Doch nun bin ich hier auf dem Land. Voller Liebe und Dankbarkeit. Fern von Krach, Gestank und Plastik. So nah an den Wäldern, in Stille, fast an der Ostsee, die Großstadt nicht weit weg. Und die Erkenntnis: Was braucht man mehr um glücklich zu sein?
»Die Hoffnung, die das Risiko scheut, ist keine Hoffnung.

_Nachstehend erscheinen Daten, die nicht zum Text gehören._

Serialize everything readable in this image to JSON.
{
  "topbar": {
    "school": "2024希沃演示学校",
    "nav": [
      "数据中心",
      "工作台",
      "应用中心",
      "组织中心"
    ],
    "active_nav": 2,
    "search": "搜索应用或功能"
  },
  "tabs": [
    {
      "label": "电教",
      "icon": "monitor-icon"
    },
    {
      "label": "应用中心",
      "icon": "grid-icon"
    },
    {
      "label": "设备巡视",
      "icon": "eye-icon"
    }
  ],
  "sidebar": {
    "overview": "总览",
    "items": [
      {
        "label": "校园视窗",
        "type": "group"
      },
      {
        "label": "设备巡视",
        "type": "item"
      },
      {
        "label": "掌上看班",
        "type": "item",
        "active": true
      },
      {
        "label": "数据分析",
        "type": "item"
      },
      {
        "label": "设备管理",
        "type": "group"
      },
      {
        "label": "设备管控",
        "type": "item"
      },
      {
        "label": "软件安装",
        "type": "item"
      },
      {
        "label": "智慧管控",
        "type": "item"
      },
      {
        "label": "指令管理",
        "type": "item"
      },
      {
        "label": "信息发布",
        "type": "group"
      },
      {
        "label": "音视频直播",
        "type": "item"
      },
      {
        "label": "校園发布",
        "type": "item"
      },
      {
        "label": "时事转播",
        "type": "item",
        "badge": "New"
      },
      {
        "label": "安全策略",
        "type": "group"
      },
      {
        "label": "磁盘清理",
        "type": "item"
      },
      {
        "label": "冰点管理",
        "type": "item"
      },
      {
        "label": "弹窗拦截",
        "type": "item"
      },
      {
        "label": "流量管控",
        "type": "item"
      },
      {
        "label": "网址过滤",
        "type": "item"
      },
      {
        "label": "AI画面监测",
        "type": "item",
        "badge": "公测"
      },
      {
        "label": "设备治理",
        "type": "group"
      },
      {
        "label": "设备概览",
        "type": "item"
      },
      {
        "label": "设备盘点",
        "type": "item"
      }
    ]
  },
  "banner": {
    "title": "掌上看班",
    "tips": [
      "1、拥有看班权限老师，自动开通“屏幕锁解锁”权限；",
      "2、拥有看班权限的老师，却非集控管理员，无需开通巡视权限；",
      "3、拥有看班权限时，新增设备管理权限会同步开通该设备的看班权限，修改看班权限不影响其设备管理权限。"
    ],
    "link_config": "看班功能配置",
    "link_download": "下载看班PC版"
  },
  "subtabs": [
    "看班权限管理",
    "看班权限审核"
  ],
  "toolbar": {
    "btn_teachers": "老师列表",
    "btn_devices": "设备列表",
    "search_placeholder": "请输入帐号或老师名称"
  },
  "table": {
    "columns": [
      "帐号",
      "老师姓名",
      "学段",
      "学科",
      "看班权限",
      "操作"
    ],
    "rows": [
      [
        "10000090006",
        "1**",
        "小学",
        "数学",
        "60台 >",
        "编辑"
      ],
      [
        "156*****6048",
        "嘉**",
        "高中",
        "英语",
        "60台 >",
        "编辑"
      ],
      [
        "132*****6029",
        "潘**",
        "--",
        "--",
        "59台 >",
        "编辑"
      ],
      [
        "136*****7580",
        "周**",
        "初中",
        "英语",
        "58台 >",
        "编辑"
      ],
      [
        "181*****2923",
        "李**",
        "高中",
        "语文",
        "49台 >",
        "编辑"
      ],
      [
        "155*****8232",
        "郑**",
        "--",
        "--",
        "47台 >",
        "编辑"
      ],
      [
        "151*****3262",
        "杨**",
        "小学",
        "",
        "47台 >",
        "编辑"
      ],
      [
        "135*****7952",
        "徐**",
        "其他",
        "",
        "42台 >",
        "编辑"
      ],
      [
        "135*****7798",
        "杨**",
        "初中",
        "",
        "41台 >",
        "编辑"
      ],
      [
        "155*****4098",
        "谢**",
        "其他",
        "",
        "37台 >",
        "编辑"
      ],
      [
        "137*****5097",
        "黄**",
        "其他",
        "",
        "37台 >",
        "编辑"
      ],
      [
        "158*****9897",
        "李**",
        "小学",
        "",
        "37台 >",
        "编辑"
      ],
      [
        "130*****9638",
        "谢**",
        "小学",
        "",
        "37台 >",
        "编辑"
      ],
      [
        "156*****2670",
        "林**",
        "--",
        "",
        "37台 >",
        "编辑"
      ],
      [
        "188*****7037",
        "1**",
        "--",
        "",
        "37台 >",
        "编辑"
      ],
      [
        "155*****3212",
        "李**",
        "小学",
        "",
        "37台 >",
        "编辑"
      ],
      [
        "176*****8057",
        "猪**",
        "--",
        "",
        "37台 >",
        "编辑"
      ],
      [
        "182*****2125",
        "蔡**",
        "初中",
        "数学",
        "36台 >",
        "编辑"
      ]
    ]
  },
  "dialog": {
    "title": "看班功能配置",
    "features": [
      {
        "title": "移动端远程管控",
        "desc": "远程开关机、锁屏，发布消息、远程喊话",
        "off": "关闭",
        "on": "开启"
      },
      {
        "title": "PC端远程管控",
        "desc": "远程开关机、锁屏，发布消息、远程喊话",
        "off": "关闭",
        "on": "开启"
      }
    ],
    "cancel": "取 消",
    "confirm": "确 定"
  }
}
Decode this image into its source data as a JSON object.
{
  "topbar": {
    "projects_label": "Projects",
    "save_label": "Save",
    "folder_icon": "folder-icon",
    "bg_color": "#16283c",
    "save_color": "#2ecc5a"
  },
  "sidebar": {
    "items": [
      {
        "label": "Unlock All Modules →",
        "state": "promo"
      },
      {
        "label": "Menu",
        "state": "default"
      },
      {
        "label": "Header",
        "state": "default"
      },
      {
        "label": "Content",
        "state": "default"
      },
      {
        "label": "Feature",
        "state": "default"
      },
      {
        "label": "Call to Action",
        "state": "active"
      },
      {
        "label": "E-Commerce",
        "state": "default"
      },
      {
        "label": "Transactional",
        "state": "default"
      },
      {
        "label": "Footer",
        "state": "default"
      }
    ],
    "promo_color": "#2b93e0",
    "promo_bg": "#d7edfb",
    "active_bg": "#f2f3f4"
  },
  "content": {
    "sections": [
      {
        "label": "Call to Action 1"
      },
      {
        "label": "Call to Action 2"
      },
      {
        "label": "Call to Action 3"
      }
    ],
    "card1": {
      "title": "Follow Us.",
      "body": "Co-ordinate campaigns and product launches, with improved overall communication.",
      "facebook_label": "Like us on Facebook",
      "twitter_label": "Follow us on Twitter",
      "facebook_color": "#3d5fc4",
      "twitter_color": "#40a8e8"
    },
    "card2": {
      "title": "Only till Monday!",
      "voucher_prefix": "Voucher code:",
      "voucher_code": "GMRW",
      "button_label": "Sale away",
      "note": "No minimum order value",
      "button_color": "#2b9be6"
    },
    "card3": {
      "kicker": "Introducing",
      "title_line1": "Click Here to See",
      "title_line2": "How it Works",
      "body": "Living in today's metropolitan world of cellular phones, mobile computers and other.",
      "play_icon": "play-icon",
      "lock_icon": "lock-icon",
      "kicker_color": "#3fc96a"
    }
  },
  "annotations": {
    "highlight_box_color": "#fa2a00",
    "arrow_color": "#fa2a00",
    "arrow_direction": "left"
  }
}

Hoffen heißt, an das Abenteuer der Liebe glauben,
Vertrauen zu den Menschen haben,
den Sprung ins Ungewisse tun
und sich ganz Gott überlassen.«
Dom Helder Pessoa Camara
Schau, dort im Garten unter den Linden steht ein alter Brunnen. Im Herbst, als schon alle Blätter von den Bäumen abfielen, bedeckten sie den Brunnen fast vollständig. Ich fegte das Laub zusammen und so wurde dieser wieder frei davon. Plötzlich hörte ich ein Geräusch. Es knirschte. Ein alter Stein rollte runter. Ich hob ihn auf. Doch irgendwie wollte dieser nicht wieder an seinen alten Platz zurück. Die kleinen Kristalle auf seiner Oberfläche glänzten in der Herbstsonne. Vielleicht wollte mir dieser etwas mitteilen, dachte ich mir. Ich öffnete die Holzklappe des Brunnens. Der Eimer quietschte. Die Tiefe der Öffnung reichte bis zum Grundwasser. Denk Dir einen Wunsch aus und schick ihn in den Brunnen, sprach es in mir. Wollte mir dieser Stein genau das mitteilen? Ist das ein Wunschbrunnen, der hier im Garten steht oder kann man hier von der Quelle der ewigen Jugend trinken? Ich schaute weiter in die Tiefe und dachte über meine Wünsche nach.
Ich empfand Dankbarkeit, denn meine Wünsche erfüllen sich: die Sonne strahlt in meinen Garten, die Liebe schaut mich glücklich an und ich bin von Ruhe umgeben. Allein der Glaube daran lässt meine Wünsche Wirklichkeit werden. Sogar die Jahrtausende alten Brunnenbräuche lassen uns an die Erfüllung der Wünsche glauben. Ich schaute nach oben und entdeckte die beiden Linden. Bei den Slawen galten Linden als heilige Bäume und die Tanzlinde war früher der Mittelpunkt dörflicher Tanzfeste und Bräuche. Vielleicht trafen sich hier unter meinen Linden auch mal Menschen, denn schließlich war diese Gegend vor ca. 700 Jahren von Slawen bewohnt. Genial, ein Wunschbrunnen und Tanzlinden hier direkt in unserem Garten! Und dann fiel mir ein Wunsch ein: Tanzen in der Sonne!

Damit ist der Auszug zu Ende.